Mrs Ahmad had three sons in Dewsbury before going to India with Mr Ahmad to find his family, who were caught up in the partition of the country.

“If it hadn’t been for my mum being British, my father could have lost his life with the children because he was a Muslim,” Mrs Blakeway said.

The couple, known locally as Susie and Sandie, eventually made their way into newly-formed Pakistan, and had four more children, including Mrs Blakeway.

Because of their education, the Ahmads were able to help prevent immigrants into Pakistan from being exploited.

As well as raising her family, Mrs Ahmad found herself working closely with the fledgling Pakistani government.

“She never got paid for it, but she went to work in Karachi and the corruption office,” Mrs Blakeway said.

In the late 1950s, the family moved back to Dewsbury and three more children were born.

Mr and Mrs Ahmad both worked at Strosses textile mill in Earlsheaton, and lived in the company’s nearby cottages.

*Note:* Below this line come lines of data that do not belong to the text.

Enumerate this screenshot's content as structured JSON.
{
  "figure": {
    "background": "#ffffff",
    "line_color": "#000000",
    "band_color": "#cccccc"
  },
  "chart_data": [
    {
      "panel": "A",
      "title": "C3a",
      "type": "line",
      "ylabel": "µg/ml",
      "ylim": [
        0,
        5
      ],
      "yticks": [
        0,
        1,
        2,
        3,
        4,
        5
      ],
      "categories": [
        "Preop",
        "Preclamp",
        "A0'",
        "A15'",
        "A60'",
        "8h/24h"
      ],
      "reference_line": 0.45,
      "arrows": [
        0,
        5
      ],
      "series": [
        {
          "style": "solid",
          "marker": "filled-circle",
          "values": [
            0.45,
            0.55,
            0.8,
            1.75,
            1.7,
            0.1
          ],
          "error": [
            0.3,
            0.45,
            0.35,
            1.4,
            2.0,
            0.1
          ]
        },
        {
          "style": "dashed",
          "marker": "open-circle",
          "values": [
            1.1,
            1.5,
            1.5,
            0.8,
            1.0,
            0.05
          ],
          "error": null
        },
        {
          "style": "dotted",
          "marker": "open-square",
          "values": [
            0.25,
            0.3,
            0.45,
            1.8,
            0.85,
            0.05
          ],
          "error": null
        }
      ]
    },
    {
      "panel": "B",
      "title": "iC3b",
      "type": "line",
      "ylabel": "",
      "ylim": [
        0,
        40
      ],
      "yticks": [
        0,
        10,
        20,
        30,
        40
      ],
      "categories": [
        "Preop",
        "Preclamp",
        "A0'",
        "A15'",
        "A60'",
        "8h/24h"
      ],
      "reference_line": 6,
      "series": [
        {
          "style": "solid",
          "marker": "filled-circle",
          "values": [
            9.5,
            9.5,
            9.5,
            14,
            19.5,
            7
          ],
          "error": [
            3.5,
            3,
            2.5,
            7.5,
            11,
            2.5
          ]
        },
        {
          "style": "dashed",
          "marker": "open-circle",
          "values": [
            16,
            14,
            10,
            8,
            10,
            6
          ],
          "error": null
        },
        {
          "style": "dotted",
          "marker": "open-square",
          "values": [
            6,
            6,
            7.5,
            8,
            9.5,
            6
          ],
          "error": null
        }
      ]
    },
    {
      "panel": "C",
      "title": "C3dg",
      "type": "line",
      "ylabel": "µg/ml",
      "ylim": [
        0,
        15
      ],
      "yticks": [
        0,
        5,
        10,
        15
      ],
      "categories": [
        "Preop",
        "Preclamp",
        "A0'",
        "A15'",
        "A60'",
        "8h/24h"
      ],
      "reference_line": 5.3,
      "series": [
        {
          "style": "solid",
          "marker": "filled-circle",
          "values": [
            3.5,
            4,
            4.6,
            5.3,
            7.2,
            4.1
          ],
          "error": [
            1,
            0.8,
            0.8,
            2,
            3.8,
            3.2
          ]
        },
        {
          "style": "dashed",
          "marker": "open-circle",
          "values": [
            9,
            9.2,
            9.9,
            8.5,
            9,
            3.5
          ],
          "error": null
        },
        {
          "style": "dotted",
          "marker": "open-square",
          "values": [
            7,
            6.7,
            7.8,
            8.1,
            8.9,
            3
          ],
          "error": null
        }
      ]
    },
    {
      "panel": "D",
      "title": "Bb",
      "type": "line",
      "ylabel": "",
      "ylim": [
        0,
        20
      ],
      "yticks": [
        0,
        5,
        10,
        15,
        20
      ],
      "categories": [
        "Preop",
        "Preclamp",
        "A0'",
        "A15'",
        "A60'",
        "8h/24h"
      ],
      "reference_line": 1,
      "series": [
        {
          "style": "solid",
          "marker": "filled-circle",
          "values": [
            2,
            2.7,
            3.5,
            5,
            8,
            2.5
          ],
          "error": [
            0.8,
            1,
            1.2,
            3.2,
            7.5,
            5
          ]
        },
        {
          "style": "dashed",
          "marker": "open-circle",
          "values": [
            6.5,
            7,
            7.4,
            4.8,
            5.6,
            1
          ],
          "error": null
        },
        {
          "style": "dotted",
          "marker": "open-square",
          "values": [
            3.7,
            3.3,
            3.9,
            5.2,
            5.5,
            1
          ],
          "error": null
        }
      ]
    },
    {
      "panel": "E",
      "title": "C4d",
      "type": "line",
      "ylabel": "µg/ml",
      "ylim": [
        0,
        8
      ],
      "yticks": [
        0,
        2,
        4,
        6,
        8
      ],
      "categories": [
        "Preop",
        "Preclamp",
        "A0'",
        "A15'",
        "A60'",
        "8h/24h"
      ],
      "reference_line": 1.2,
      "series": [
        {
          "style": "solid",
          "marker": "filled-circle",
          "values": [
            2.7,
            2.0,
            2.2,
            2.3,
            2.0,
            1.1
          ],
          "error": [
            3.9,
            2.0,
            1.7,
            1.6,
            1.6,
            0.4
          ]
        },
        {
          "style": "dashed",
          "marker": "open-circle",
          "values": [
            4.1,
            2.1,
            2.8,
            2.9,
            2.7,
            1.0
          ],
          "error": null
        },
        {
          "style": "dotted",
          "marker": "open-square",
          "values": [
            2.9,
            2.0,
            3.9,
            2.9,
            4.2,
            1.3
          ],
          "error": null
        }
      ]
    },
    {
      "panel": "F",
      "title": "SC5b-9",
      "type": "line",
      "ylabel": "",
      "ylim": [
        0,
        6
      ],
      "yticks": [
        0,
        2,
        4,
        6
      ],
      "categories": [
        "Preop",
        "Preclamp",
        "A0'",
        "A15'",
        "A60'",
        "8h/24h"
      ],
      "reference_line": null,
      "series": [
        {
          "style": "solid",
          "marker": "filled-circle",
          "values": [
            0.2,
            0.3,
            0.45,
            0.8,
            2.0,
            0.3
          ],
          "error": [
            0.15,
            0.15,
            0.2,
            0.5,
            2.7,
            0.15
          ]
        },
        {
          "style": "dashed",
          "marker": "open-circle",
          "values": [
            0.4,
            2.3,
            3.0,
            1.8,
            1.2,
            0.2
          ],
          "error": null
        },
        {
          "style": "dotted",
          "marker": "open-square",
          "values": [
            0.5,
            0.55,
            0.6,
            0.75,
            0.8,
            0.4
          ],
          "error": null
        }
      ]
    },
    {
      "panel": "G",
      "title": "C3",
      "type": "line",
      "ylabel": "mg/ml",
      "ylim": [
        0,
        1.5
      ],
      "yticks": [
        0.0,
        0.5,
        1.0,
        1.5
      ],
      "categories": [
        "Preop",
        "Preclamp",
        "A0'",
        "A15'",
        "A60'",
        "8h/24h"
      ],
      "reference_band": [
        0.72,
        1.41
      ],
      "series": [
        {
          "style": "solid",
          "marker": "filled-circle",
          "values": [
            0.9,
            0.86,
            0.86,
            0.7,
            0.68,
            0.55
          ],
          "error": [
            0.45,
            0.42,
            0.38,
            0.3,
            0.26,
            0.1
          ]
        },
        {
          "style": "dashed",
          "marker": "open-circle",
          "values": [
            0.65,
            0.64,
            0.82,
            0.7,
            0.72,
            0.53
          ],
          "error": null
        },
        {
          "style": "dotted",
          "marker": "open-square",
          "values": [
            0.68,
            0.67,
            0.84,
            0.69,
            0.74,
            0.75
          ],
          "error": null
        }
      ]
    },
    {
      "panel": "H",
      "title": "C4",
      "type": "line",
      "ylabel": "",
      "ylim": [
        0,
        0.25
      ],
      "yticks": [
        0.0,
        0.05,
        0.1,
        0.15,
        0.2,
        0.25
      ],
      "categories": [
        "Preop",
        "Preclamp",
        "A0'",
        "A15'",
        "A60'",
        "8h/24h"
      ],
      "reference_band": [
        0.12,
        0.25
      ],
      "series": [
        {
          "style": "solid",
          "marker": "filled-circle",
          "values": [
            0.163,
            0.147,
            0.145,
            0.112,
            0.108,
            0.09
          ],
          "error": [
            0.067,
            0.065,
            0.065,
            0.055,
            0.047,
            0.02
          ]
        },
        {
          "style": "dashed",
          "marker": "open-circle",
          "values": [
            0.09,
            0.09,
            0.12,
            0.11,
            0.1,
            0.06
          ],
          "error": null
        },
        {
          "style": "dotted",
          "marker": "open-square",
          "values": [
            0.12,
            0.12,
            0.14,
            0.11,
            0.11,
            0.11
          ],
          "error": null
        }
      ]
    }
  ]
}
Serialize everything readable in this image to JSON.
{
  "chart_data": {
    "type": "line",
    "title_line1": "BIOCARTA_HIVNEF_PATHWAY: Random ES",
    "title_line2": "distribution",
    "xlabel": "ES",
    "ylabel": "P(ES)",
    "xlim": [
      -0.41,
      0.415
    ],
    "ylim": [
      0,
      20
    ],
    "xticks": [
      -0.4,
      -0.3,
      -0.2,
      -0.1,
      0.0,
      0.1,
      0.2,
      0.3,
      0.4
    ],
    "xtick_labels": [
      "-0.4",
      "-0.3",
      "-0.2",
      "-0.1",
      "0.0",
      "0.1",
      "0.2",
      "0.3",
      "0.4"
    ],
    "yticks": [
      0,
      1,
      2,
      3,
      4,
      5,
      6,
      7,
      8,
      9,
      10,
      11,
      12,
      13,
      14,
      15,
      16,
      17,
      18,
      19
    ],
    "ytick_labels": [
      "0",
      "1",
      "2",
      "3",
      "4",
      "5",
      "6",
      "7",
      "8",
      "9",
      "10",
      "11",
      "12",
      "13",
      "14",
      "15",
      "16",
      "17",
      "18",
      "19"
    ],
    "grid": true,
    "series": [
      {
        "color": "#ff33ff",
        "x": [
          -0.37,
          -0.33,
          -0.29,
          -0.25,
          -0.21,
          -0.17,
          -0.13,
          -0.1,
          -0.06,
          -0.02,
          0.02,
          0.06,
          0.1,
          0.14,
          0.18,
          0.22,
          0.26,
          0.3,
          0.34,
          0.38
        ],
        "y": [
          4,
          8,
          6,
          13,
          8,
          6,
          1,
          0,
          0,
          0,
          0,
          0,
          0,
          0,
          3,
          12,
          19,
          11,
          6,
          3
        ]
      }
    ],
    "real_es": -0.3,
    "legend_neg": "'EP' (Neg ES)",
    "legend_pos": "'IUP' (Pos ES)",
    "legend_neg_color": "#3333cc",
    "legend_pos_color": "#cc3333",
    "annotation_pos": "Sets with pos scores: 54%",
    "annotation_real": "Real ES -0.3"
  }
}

The family later lived in Thornhill and Mirfield, eventually settling in Ravensthorpe as Mrs Ahmad became an expert rag sorter.

She made her last trip to Pakistan in the 1970s and lost Mr Ahmed in 1987.

“She was always for the underdog and the poor – mum’s heart went out to them,” Mrs Blakeway said.

In later life, Mrs Ahmad moved from her Bradbury Street home to live with her daughter in George Street because she was suffering with dementia.

She was nursed by Mrs Blakeway for eight years and died at home, aged 91, with her loved ones around her on May 1.

Mrs Ahmad’s funeral was held on Friday at St Paulinus’ Church and a service was held in Pakistan where, Mrs Blakeway said, “she was thought of as a legend amongst the people and families she helped”.